The High Court has found in favour of the claimant, Sam Theedom, a recruitment consultant, in a preliminary issues trial on meaning and serious harm in a defamation case – one of the first trials on the question of what amounts to “serious harm” for the purposes of section 1 of the Defamation Act 2013 and the first preliminary issues trial on meaning and serious harm to date in which the claimant has been completely successful.

The claimant brought an action against his former employer, Nourish Training Limited trading as CSP Recruitment, and a director of his employer, Colin Sewell, after Mr Sewell sent an email to over 100 companies, who were clients and potential clients of the claimant, making allegations about Mr Theedom’s conduct.

These included allegations that Mr Theedom had regularly supplied important confidential information about CSP’s business and its customers to CSP’s commercial rivals in breach of his contractual obligations; that CSP had dismissed him for gross misconduct; and that his misconduct had been so serious that there were reasonable grounds to suspect that it also amounted to a criminal offence.

The defendants argued in Court that the publications complained of would not meet the “serious harm” threshold as, they argued, the contents of the email containing the words complained of would have been ‘glossed over’ by ‘busy’ recipients of the email, and that the allegation of criminality could be ignored as the email could be characterised as essentially about gross misconduct in the context of employment.
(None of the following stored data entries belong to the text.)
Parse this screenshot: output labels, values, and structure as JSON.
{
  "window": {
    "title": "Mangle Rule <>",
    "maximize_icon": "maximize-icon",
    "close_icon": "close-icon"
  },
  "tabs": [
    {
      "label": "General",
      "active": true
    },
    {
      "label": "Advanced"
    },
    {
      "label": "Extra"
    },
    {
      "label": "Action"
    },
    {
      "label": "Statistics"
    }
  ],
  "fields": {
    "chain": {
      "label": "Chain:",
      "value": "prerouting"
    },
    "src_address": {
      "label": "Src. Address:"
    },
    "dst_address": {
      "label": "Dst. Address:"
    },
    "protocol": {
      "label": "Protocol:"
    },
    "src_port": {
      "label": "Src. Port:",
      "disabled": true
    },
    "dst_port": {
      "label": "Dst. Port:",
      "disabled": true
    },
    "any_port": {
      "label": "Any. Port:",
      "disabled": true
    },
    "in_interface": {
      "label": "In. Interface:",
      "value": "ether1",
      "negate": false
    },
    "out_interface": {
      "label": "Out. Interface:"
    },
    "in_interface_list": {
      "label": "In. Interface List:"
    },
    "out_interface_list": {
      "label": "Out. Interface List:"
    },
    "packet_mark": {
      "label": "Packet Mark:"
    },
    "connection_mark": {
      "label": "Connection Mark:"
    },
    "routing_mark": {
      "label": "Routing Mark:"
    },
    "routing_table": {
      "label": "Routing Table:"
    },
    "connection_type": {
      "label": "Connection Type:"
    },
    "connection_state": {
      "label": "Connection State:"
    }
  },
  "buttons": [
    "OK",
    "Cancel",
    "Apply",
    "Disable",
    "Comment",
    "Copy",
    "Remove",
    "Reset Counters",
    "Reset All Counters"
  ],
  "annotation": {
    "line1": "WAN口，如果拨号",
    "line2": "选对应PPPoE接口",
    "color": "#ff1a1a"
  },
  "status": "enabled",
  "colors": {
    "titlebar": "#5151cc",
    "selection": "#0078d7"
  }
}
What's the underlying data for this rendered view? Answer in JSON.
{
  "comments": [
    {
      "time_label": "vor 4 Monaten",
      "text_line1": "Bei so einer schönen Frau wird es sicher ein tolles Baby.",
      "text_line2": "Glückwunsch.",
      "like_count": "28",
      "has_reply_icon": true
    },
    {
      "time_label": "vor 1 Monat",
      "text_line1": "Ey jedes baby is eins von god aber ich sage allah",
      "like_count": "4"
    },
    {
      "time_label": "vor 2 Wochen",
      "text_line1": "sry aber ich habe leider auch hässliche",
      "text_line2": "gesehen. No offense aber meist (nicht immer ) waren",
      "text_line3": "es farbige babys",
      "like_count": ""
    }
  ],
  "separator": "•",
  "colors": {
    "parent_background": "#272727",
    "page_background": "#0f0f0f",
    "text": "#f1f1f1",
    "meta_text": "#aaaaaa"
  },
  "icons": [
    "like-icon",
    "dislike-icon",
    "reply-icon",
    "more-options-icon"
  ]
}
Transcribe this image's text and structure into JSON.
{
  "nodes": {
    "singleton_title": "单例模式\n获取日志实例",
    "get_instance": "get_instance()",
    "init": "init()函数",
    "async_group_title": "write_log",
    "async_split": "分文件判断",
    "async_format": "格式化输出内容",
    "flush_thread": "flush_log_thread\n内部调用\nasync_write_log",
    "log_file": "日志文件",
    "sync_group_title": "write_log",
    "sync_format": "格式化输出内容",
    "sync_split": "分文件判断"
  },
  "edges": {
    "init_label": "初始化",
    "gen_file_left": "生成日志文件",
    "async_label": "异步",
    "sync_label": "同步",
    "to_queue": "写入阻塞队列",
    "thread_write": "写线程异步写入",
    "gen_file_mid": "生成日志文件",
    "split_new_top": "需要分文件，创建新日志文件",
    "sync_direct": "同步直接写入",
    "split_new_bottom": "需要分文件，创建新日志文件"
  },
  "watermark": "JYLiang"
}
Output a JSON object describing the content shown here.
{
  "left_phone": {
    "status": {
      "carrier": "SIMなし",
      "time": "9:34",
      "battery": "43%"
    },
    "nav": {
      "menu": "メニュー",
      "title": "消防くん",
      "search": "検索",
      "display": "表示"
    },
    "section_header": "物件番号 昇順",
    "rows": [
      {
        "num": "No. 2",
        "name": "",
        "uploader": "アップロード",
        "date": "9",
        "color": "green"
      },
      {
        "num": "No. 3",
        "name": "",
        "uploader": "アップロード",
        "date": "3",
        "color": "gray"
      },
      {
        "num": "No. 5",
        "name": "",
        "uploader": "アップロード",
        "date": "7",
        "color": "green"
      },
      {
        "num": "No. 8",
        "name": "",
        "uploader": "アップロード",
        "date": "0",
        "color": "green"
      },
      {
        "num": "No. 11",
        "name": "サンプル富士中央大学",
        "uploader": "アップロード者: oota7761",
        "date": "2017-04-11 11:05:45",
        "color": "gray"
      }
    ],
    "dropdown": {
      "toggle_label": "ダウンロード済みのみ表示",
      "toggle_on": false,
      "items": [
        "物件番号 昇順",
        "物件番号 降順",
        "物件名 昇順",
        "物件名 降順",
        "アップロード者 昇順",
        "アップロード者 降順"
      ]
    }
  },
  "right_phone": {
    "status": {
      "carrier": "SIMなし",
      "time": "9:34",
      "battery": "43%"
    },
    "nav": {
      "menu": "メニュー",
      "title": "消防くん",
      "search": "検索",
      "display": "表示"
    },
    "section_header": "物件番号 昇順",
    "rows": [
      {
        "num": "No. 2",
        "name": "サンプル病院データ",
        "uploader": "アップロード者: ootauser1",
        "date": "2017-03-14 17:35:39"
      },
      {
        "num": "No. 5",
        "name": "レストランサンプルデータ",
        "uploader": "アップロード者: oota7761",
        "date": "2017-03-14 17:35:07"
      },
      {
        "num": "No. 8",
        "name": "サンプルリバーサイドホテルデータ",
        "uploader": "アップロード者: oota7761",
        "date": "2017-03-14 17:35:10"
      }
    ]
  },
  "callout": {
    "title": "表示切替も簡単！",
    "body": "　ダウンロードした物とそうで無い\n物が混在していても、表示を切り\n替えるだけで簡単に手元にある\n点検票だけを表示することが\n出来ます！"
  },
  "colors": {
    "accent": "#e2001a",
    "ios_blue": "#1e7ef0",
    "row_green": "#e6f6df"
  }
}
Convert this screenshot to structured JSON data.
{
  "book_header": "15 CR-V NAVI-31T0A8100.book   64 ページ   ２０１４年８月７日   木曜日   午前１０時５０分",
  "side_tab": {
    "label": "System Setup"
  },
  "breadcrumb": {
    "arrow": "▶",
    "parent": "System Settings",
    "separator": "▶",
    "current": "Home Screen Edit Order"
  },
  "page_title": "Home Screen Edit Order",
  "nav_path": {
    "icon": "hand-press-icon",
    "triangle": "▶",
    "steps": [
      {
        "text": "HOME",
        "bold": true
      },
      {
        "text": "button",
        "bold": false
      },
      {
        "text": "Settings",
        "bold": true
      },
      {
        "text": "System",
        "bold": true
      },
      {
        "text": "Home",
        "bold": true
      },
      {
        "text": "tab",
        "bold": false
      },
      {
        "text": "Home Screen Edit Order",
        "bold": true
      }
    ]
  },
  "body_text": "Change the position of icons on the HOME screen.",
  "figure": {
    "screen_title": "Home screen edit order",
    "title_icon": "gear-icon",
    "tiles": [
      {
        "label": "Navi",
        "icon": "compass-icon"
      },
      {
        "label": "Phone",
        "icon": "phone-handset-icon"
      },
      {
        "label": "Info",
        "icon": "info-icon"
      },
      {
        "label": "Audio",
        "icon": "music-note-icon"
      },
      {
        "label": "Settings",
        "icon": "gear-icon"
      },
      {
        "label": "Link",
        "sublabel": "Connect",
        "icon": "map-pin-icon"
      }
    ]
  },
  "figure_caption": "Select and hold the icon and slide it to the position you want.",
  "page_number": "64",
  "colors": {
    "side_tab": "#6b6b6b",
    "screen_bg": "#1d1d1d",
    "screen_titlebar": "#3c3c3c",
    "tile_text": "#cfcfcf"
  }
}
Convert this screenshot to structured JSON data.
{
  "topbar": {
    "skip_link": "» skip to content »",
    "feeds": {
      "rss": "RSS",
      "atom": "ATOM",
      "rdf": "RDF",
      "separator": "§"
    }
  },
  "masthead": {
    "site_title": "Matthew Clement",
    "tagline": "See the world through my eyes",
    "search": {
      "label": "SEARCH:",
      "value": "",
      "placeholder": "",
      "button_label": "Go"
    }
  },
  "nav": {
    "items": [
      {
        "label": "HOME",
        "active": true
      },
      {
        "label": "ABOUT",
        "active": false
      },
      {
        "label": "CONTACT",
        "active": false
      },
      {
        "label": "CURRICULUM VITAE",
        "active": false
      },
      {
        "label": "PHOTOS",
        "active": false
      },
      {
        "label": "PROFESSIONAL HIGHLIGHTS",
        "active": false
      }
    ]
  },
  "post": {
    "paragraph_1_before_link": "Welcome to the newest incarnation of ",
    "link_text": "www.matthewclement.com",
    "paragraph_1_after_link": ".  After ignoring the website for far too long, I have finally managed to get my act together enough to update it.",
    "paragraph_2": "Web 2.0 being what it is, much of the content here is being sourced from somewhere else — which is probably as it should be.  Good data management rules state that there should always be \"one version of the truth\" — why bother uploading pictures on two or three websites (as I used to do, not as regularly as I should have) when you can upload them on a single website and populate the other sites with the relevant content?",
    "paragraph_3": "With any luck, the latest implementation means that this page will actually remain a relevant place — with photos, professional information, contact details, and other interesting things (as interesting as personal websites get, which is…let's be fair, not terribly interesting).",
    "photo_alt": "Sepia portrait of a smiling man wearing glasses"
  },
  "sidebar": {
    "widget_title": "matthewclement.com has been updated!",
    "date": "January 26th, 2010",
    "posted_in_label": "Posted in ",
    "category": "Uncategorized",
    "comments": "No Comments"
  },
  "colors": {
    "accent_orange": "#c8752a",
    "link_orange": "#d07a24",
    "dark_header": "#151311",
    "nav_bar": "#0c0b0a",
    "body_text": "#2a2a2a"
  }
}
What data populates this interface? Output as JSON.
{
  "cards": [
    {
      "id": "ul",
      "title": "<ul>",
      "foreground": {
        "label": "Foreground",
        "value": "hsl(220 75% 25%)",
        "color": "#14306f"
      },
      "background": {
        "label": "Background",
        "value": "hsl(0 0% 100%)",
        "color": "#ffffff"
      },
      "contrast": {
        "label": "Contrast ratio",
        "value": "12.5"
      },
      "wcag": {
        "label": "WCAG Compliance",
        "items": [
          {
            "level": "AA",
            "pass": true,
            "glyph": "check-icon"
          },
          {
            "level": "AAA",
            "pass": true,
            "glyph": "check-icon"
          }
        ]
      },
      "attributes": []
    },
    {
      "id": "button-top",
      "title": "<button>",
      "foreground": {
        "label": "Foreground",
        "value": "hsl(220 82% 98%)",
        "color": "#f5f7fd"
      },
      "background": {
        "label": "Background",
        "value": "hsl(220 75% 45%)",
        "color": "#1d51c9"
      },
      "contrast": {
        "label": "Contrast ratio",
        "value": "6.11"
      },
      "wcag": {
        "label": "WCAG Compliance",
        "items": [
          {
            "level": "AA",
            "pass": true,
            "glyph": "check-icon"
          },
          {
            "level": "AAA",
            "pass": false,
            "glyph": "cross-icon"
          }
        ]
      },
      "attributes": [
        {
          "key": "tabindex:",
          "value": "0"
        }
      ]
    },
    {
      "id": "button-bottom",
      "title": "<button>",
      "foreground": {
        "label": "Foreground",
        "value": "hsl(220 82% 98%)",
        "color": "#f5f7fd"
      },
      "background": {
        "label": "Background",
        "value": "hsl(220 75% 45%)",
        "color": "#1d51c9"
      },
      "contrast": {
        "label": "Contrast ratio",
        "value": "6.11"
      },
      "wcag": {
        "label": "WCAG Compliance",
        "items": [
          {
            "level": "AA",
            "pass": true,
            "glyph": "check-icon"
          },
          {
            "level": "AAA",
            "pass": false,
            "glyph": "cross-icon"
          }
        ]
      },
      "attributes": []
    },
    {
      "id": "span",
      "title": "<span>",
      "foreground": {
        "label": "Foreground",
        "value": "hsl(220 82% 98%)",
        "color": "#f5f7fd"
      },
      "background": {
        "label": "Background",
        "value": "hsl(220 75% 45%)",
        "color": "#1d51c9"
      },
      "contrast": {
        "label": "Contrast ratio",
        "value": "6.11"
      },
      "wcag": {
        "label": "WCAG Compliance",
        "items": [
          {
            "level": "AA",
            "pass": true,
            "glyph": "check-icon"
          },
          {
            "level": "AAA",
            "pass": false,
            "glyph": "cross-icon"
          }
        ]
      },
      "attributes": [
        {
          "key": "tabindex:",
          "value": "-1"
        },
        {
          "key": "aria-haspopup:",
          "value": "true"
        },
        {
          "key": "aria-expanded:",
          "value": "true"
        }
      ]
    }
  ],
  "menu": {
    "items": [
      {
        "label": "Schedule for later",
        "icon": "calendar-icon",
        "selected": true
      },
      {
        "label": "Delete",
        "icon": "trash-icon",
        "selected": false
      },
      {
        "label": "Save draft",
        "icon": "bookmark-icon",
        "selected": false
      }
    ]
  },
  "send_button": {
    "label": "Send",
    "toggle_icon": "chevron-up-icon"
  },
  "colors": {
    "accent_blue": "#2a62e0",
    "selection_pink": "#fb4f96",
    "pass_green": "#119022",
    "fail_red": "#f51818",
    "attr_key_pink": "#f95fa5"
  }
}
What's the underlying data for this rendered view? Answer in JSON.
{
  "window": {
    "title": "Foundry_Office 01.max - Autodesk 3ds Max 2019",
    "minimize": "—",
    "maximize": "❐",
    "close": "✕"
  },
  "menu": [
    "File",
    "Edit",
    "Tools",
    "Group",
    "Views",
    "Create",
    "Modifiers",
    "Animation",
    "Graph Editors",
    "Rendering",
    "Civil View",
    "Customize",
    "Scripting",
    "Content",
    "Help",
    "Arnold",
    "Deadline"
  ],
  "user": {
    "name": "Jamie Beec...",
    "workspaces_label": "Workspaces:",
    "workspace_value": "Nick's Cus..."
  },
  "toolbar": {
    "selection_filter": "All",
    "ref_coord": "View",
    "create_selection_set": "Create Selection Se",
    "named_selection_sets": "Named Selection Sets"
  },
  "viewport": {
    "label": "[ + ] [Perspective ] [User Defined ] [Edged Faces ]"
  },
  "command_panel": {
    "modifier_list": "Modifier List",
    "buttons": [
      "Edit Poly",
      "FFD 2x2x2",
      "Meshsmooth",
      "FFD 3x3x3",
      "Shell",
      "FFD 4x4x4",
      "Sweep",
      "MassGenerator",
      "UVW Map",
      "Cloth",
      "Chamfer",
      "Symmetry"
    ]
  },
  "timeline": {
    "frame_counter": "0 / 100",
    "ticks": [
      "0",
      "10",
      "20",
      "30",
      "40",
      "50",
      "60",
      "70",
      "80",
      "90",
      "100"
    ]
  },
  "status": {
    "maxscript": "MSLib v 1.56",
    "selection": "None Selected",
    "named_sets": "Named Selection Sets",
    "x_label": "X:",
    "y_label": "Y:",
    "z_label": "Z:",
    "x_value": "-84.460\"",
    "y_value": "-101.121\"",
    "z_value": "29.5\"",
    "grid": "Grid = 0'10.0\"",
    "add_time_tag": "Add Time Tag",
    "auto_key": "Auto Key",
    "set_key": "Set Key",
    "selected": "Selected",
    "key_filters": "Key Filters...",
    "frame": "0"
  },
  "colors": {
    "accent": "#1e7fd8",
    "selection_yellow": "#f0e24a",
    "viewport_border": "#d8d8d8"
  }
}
They also argued that the claimant had not suffered serious harm to his reputation as he had quickly found a similar role in an alternative recruitment consultancy.

HHJ Moloney QC rejected the defendants’ arguments on meaning, and found that the email bore defamatory meanings which were grave enough on their own to satisfy by inference the threshold of causing or being likely to cause serious harm to Mr Theedom’s reputation. He also found that the evidence demonstrated actual harm to Mr Theedom’s reputation.

The judge made directions for a full trial next year.